We move so fast in social media, that it’s a good exercise to step back and reflect now and then on the pace of change.
In many industries, such as pharmaceuticals or energy, a new idea may take 10 or more years to become available on the market. Think of prescription drugs or the first use of a new oil field. Even in technology, the advent of the worldwide web in 1989 didn’t cause us to drop everything we were doing overnight and change. The reality is that it is normal for change to occur over a decade or more.
In social media, our ability to use a new platform or tool immediately can sometimes cloud our perspective on it’s long term utility. We all fall into the habit of judging what a tool is doing “right now”, rather than what it will evolve into. Why? Well, it’s easy to analyze what is in front of us. Much harder to see around the corner. And yet, history shows that what’s around the corner is often much more interesting.
Let’s focus on Twitter today, as an example. When it started in 2006, it was met with “why” as in “why would I ever use this tool”? That evolved by March, 2007 at SXSW as bloggers answered the why. It was a completely new way to keep in touch in real time, quickly, accurately and with a dash of fun. So, the momentum slowly built and slow is accurate. It really wasn’t until the fall of 2008 that Twitter started to become a tool where larger numbers of companies and individuals were asking the “what” question, as in “what value will this bring to my business or effort?”. The what started to be answered by Zappos, ComCast, Dell, Kogi BBQ, J&J, GE and many other companies who realized that Twitter could drive revenue, improve customer service, serve as a great way to share company information and much more. In 2009, we are now in the land of “How”, as companies across the board are addressing “how they will most effectively utilize Twitter”. It’s no longer a question of should one participate, but how do you do it in the best way for your company.

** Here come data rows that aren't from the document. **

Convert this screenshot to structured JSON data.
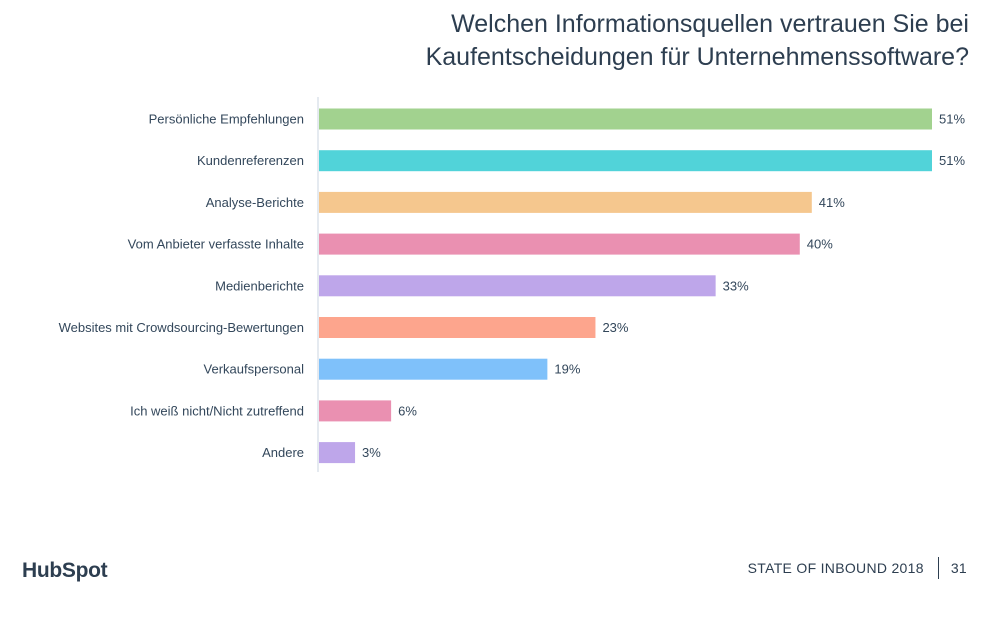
{
  "title": {
    "line1": "Welchen Informationsquellen vertrauen Sie bei",
    "line2": "Kaufentscheidungen für Unternehmenssoftware?"
  },
  "chart_data": {
    "type": "bar",
    "orientation": "horizontal",
    "title": "Welchen Informationsquellen vertrauen Sie bei Kaufentscheidungen für Unternehmenssoftware?",
    "xlabel": "",
    "ylabel": "",
    "xlim": [
      0,
      51
    ],
    "categories": [
      "Persönliche Empfehlungen",
      "Kundenreferenzen",
      "Analyse-Berichte",
      "Vom Anbieter verfasste Inhalte",
      "Medienberichte",
      "Websites mit Crowdsourcing-Bewertungen",
      "Verkaufspersonal",
      "Ich weiß nicht/Nicht zutreffend",
      "Andere"
    ],
    "values": [
      51,
      51,
      41,
      40,
      33,
      23,
      19,
      6,
      3
    ],
    "value_labels": [
      "51%",
      "51%",
      "41%",
      "40%",
      "33%",
      "23%",
      "19%",
      "6%",
      "3%"
    ],
    "colors": [
      "#a2d28f",
      "#51d3d9",
      "#f5c78e",
      "#ea90b1",
      "#bea6ea",
      "#fda58d",
      "#7fc1fa",
      "#ea90b1",
      "#bea6ea"
    ],
    "grid": false
  },
  "footer": {
    "logo": "HubSpot",
    "report": "STATE OF INBOUND 2018",
    "page": "31"
  },
  "colors": {
    "text": "#33475b",
    "title": "#2d3e50",
    "axis": "#cbd6e2"
  }
}
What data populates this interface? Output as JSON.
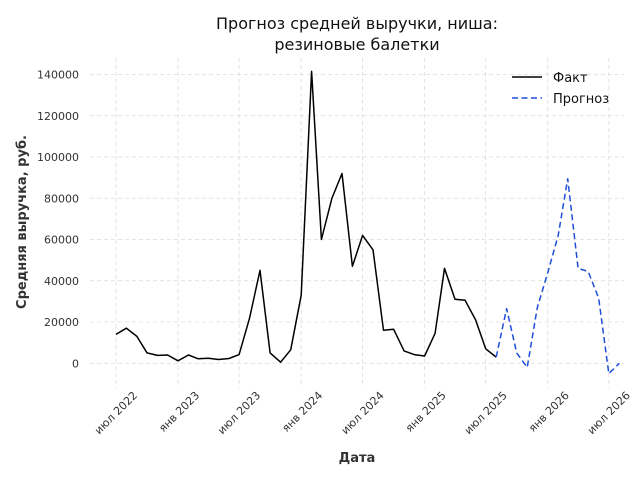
{
  "chart_data": {
    "type": "line",
    "title_lines": [
      "Прогноз средней выручки, ниша:",
      "резиновые балетки"
    ],
    "xlabel": "Дата",
    "ylabel": "Средняя выручка, руб.",
    "xlim": [
      "2022-04-15",
      "2026-08-15"
    ],
    "ylim": [
      -12000,
      148000
    ],
    "y_ticks": [
      0,
      20000,
      40000,
      60000,
      80000,
      100000,
      120000,
      140000
    ],
    "x_ticks": [
      {
        "date": "2022-07-01",
        "label": "июл 2022"
      },
      {
        "date": "2023-01-01",
        "label": "янв 2023"
      },
      {
        "date": "2023-07-01",
        "label": "июл 2023"
      },
      {
        "date": "2024-01-01",
        "label": "янв 2024"
      },
      {
        "date": "2024-07-01",
        "label": "июл 2024"
      },
      {
        "date": "2025-01-01",
        "label": "янв 2025"
      },
      {
        "date": "2025-07-01",
        "label": "июл 2025"
      },
      {
        "date": "2026-01-01",
        "label": "янв 2026"
      },
      {
        "date": "2026-07-01",
        "label": "июл 2026"
      }
    ],
    "grid": true,
    "legend_position": "top-right",
    "series": [
      {
        "name": "Факт",
        "color": "#000000",
        "style": "solid",
        "x": [
          "2022-07-01",
          "2022-08-01",
          "2022-09-01",
          "2022-10-01",
          "2022-11-01",
          "2022-12-01",
          "2023-01-01",
          "2023-02-01",
          "2023-03-01",
          "2023-04-01",
          "2023-05-01",
          "2023-06-01",
          "2023-07-01",
          "2023-08-01",
          "2023-09-01",
          "2023-10-01",
          "2023-11-01",
          "2023-12-01",
          "2024-01-01",
          "2024-02-01",
          "2024-03-01",
          "2024-04-01",
          "2024-05-01",
          "2024-06-01",
          "2024-07-01",
          "2024-08-01",
          "2024-09-01",
          "2024-10-01",
          "2024-11-01",
          "2024-12-01",
          "2025-01-01",
          "2025-02-01",
          "2025-03-01",
          "2025-04-01",
          "2025-05-01",
          "2025-06-01",
          "2025-07-01",
          "2025-08-01"
        ],
        "y": [
          14000,
          17000,
          13000,
          5000,
          3800,
          4000,
          1200,
          4000,
          2200,
          2400,
          1800,
          2300,
          4200,
          22000,
          45000,
          5000,
          500,
          6500,
          33000,
          141500,
          60000,
          80000,
          92000,
          47000,
          62000,
          55000,
          16000,
          16500,
          6000,
          4200,
          3500,
          14500,
          46000,
          31000,
          30500,
          21000,
          7000,
          3000
        ]
      },
      {
        "name": "Прогноз",
        "color": "#1f4fd8",
        "style": "dashed",
        "x": [
          "2025-08-01",
          "2025-09-01",
          "2025-10-01",
          "2025-11-01",
          "2025-12-01",
          "2026-01-01",
          "2026-02-01",
          "2026-03-01",
          "2026-04-01",
          "2026-05-01",
          "2026-06-01",
          "2026-07-01",
          "2026-08-01"
        ],
        "y": [
          3000,
          26500,
          5000,
          -2000,
          27000,
          44000,
          62000,
          89500,
          46000,
          44500,
          31500,
          -5000,
          0
        ]
      }
    ]
  }
}
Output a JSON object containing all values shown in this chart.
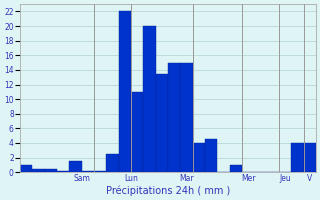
{
  "values": [
    1,
    0.5,
    0.5,
    0.2,
    1.5,
    0.2,
    0.2,
    2.5,
    22,
    11,
    20,
    13.5,
    15,
    15,
    4,
    4.5,
    0,
    1,
    0,
    0,
    0,
    0,
    4,
    4
  ],
  "bar_color": "#0033cc",
  "bar_edge_color": "#002299",
  "background_color": "#dff5f5",
  "grid_color": "#b8d8d8",
  "tick_label_color": "#3333bb",
  "xlabel": "Précipitations 24h ( mm )",
  "xlabel_color": "#3333bb",
  "ylim": [
    0,
    23
  ],
  "yticks": [
    0,
    2,
    4,
    6,
    8,
    10,
    12,
    14,
    16,
    18,
    20,
    22
  ],
  "day_labels": [
    "Sam",
    "Lun",
    "Mar",
    "Mer",
    "Jeu",
    "V"
  ],
  "vline_positions": [
    5,
    8,
    13,
    17,
    20,
    22
  ]
}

So, in three years, a lot has happened. An amazing amount of progress. But, we are yet to address “where” as in “where does this tool/platform evolve and how does it truly disrupt how we do business?” In the “where phase”, we’ll start to talk about topics, such as “How do you build a global network of twitter accounts to drive revenue for a particular product? Today, our best examples tend to be U.S.-centric, yet Twitter has a very strong global audience.
We’ll also address much more provactive topics, such as “can microblogging replace email”? After all, who enjoys getting emails in their inbox reminding them constantly of discounts? Marketers know emails have low utlility, but they hope that the law of big numbers works in their favor. Send out a gazillion and some folks will respond. You cannot get more counter to the revolution of social media. I am fairly sure there will not be protests in cities worldwide if email advertising stopped tomorrow. All we have to do is develop a way to create one message and deliver it to the account you want (Facebook, Orkut, LinkedIn, Plaxo, etc) on the information that you have expressed an interest in receiving, e.g. size 36 blue jeans of a certain type when on sale vs. “Company x now has 25% off everything on Saturday”. When customers can get what they want wherever they are, email is irrelevant. It will become an unncessary middleman between a company and its customers.
So back to perspective. Twitter is just getting started. We are all just three years into a journey on how to share content with each other in new ways that are more cost-effective, more targeted and, ultimately, much more in line with what we all want as customers.
The next three years will bring change that will make the first three look simplistic. Will be fun.